As concerns plaintiffs nonselection for the new job of deputy director, the position went to an employee who was older than plaintiff, and who, moreover, had always been senior to plaintiff and sometimes plaintiffs supervisor. Plaintiff likewise was not appointed to the position of associate director of the Research and Statistics Division. While the individual selected for that position was younger than plaintiff, he was far better qualified, including by a doctorate in economics. Plaintiff, by contrast, had never even been employed in the Research Division. The selecting official determined that plaintiff was not qualified for the job, and that determination clearly was not a pretext.

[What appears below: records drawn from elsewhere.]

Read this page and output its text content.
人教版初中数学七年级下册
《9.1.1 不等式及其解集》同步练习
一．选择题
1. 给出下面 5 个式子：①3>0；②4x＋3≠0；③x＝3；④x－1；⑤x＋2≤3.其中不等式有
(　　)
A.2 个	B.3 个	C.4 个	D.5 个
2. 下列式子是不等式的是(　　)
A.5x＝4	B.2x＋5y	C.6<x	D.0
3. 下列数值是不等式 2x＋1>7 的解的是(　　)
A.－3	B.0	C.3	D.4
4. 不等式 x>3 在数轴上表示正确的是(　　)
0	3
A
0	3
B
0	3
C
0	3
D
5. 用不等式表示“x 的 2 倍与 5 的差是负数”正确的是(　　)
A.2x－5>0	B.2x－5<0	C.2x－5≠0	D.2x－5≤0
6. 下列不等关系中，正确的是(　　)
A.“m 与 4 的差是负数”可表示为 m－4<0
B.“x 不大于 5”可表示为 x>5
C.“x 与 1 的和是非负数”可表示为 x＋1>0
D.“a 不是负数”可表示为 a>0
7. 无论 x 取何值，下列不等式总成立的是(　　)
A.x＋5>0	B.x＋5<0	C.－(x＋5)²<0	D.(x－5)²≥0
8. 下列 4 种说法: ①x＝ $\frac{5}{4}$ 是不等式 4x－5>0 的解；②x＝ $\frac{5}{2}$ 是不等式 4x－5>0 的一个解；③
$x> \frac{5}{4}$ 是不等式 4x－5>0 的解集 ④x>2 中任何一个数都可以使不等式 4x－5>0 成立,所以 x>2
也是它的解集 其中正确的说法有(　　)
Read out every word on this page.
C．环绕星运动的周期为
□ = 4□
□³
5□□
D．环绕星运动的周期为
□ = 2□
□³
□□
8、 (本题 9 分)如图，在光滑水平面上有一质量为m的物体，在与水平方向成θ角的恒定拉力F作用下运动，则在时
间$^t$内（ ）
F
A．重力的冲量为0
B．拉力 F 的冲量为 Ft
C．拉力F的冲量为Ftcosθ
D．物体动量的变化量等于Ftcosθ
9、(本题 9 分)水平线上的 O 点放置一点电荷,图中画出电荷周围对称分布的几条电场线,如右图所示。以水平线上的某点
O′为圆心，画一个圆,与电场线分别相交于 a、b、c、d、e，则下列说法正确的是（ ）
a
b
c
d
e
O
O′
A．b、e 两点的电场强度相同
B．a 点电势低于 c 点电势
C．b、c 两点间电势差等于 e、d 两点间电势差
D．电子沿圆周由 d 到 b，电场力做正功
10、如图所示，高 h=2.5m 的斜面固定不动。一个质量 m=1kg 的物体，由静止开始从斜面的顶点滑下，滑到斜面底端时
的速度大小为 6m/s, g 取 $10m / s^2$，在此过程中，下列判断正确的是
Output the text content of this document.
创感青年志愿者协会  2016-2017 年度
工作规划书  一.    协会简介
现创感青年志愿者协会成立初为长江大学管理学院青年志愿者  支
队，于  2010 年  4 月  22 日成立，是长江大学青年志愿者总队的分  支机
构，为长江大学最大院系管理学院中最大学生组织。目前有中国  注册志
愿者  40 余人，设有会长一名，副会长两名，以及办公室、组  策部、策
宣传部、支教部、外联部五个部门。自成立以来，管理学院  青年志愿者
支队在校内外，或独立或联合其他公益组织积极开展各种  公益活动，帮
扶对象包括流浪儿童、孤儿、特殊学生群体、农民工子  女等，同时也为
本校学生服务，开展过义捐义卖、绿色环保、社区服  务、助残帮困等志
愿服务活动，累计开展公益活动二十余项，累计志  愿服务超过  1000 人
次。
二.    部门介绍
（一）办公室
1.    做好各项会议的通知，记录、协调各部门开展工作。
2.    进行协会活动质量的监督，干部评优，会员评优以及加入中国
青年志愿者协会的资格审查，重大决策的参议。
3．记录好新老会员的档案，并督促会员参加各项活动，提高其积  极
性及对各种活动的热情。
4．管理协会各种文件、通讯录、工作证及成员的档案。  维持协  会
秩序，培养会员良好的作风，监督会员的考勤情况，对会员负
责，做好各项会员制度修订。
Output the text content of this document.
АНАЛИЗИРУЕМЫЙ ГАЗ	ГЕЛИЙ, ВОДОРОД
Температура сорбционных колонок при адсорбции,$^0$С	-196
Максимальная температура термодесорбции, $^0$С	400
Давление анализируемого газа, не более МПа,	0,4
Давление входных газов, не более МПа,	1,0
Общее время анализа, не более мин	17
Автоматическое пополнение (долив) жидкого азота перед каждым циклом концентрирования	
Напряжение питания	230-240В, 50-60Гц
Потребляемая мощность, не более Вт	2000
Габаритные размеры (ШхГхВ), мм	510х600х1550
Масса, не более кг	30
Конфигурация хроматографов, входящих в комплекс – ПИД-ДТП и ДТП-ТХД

Plaintiff argues next, again without statutory, regulatory, or case support, that the Board was required to “bump” one of the incumbent assistant directors, and offer the job to him as a demotion. There is no requirement that the Board take such action; the law does not require it. Similarly, there is no support for the contention that the Board should have created a new assistant director position during the reorganization and placed him in that position. The Board was not required to do so under the law, and, in fact, such positions have not been created since.
Finally, plaintiff cannot make a case that he should have been placed in the position of assistant director in the Division of Consumer and Community Affairs which was created fourteen months after plaintiffs own position was eliminated. The time period itself defeats plaintiffs argument, as does the fact that he had no legal training which the Board properly regarded as an important consideration with respect to that position.
Ill
For the reasons stated, the Court will grant defendant’s motion for summary judgment and deny plaintiffs cross motion for summary judgment.
. The Federal Reserve System vests in its Board exclusive jurisdiction regarding all employment matters. The Board has adopted regulations which track the Act. See 12 C.F.R. Part 268.
. Plaintiff's cross-motion for summary judgment consists of some 150 pages, not counting attachments. Although the papers are labelled "Cross Motion," "Statement of Material Facts Not in Dispute,” and "Argument," the material is repetitious, and most of it is rank hearsay, plaintiff's subjective reactions to various events, and other musings and speculations. Very little is of the quality required in the summary judgment context. In the aggregate it does not overcome defendant’s material, sworn evidence.